Many members of the public were concerned that the e-mail might have been fake, taking into account the rather basic layout style and the fact it was talking about providing password information – online security experts routinely urge skepticism when it comes to unsolicited emails asking for personal details to be provided and passwords to be reset after following a provided link.
Yet the VRAA has confirmed that the emails were indeed sent out and that this was not a scam, Latvian Television reported on March 26.
Arno Jundze, President of the Latvian Writers' Union, was one of the recipients of the email. He said he received an email from VRAA instructing him to verify his email on the “Latvija.lv” portal.
“Well, of course, as a law-abiding guy, I clicked first, and then I started thinking what I'd done. Nothing happens! Some kind of window opens, says I've got code in my email, no code. I wait for 10 minutes, 15 minutes. I press again. Wait... Nothing happens.. Then I started thinking what I had done,” he said on Facebook.
Jundze was a scam victim a couple of years back, so he has a question about whether this was a scam email again. Posting the message on Facebook, he learned that other acquaintances had also received a “Latvija.lv” email.
VRAA, the operator of the portal Latvija.lv, confirmed that the emails had been sent out.
“These are to verify emails attached to a particular resident who has used the “Latvija.lv” portal and we could notify a person about news messages and things like that,” explained Edgar Cīrulis, deputy director of VRAA.
“It's been going on gradually for a long time.

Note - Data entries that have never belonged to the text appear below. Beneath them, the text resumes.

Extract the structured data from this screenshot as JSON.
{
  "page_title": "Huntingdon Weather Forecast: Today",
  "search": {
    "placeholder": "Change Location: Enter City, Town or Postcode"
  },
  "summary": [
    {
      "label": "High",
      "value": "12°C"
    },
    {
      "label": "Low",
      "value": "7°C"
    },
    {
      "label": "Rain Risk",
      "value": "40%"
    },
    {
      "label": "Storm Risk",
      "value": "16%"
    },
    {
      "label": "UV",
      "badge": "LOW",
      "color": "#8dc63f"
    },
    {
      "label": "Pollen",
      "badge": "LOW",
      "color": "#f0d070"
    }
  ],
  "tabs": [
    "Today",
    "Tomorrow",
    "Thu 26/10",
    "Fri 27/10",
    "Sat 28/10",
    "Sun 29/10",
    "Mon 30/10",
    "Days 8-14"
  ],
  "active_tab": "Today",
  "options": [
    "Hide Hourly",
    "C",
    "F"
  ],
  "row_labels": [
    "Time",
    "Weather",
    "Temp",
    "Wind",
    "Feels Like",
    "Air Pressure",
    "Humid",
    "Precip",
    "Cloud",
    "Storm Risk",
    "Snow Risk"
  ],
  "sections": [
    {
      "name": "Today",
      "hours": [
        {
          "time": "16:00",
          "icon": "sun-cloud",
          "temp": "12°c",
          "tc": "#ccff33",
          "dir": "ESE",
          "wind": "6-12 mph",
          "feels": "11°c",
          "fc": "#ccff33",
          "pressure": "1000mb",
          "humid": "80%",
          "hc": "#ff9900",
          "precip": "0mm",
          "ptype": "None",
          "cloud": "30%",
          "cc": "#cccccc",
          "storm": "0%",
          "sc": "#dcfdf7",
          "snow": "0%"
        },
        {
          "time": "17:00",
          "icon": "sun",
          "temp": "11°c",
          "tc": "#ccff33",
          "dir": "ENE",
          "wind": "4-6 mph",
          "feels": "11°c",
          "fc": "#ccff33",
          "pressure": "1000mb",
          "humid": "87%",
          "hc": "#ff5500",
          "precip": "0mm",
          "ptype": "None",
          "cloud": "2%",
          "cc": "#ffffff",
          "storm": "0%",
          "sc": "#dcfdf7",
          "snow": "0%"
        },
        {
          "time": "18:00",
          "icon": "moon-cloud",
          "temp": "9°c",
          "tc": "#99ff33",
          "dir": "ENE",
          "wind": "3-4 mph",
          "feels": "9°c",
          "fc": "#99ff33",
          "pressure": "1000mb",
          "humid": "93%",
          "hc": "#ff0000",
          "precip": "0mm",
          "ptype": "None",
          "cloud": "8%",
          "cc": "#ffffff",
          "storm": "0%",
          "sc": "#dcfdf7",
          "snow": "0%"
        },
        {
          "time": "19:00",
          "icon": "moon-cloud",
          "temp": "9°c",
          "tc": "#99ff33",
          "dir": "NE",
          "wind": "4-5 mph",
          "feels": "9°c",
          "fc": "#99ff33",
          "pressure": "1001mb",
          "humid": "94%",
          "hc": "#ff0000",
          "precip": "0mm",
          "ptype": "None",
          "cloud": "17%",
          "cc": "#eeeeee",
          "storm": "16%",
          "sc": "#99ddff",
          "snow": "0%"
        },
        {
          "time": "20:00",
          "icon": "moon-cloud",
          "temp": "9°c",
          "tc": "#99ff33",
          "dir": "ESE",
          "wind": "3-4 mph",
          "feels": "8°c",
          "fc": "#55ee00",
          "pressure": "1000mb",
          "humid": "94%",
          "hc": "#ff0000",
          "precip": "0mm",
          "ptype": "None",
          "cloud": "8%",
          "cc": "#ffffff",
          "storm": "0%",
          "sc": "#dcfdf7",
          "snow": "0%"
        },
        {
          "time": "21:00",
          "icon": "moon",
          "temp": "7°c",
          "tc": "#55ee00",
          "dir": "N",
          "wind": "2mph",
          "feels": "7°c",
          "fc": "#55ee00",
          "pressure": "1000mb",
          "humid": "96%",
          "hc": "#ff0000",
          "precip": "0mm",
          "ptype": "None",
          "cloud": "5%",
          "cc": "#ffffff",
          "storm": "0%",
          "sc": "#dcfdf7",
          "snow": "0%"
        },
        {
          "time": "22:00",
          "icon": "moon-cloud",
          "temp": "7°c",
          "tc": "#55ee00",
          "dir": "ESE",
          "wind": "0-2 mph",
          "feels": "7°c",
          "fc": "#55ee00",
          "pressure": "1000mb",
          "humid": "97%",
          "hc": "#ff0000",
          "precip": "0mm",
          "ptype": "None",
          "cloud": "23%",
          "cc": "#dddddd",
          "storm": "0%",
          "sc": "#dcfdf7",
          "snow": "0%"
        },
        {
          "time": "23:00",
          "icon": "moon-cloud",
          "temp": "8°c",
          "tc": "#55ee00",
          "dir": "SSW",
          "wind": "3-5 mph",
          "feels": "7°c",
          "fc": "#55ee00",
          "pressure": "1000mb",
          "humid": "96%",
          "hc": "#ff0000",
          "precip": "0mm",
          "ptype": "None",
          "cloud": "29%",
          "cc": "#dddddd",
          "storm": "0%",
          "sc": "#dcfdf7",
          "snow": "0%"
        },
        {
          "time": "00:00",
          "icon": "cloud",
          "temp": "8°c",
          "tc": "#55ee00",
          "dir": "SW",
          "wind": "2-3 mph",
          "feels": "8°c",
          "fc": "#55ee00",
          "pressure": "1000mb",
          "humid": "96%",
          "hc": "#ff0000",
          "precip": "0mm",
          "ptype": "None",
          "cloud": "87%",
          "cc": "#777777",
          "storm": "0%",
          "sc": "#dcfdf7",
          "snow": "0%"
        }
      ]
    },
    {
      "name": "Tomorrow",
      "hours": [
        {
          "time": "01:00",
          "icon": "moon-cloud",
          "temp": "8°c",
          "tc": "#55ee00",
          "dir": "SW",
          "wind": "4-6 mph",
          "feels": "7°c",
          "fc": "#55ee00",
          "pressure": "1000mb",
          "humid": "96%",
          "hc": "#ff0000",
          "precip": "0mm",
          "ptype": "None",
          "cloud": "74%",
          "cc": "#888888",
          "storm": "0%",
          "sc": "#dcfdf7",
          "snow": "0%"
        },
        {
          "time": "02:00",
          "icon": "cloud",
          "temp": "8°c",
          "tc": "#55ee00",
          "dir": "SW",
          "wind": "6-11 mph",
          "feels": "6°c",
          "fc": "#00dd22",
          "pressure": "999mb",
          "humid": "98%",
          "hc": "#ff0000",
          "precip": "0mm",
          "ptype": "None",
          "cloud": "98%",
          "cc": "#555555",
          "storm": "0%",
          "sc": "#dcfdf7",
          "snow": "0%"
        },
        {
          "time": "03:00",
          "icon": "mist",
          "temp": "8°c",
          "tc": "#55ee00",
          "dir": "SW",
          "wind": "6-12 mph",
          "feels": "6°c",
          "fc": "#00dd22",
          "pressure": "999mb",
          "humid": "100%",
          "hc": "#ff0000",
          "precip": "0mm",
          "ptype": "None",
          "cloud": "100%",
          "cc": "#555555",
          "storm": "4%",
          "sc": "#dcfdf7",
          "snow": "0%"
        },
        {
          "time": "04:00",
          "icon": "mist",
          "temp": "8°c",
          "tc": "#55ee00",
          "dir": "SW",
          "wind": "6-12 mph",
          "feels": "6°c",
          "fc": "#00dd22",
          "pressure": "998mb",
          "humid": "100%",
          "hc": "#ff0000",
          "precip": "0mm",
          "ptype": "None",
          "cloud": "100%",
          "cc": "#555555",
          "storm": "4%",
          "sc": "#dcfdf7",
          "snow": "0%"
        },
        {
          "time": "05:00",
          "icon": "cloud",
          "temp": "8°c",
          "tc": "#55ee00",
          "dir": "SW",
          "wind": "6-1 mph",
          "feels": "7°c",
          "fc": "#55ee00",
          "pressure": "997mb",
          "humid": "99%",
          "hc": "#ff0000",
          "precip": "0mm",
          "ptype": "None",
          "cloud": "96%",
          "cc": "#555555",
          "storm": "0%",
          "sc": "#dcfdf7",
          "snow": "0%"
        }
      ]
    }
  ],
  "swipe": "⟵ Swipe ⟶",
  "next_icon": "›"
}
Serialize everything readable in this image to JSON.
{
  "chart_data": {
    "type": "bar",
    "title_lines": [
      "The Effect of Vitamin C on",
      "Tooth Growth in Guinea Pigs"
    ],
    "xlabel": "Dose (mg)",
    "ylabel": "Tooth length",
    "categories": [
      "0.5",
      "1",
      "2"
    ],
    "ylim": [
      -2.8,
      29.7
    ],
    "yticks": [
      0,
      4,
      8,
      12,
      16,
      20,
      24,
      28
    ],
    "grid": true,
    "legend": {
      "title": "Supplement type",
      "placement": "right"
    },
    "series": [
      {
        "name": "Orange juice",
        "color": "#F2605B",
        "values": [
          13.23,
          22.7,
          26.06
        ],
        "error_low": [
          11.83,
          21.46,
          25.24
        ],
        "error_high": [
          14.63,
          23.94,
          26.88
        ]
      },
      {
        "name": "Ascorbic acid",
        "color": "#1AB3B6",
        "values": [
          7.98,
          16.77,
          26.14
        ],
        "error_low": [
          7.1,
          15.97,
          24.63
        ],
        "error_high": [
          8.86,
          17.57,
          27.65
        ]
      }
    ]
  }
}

For about a year, users should have been able to validate their email, however, a whole host of users hadn't, and this is the next step to be able to complete this verification, thereby improving communication,” explained Cīrulis.
Representative of the Information Technology Security Incident Response Institution “Cert.lv”, cybersecurity expert Gints Mālkalnietis said that the “Latvija.lv” manager should have taken a few simple precautions ahead of time:
“If we are going to send something out to the public to thousands of people, it is necessary, first of all, to warn that there will be such a case. Well, the other [thing is], it's also a little nasty that some of this infrastructure stopped and the people who tried to verify these emails failed.”
System issues have been fixed, the “Latvija.lv” host confirmed. But the “Cert.lv” spokesperson said that if residents receive an email that seems suspicious, always the best option is to make sure by asking the institution itself about it.
A few months ago this 7-minute-long video was published explaining what 'e-addresses' are supposed to be: "Something similar to email but not quite the same" and based on a user's unique personal code. In a nutshell, an e-address is supposed to allow official communications to be exchanged between individuals and the state administrative apparatus only.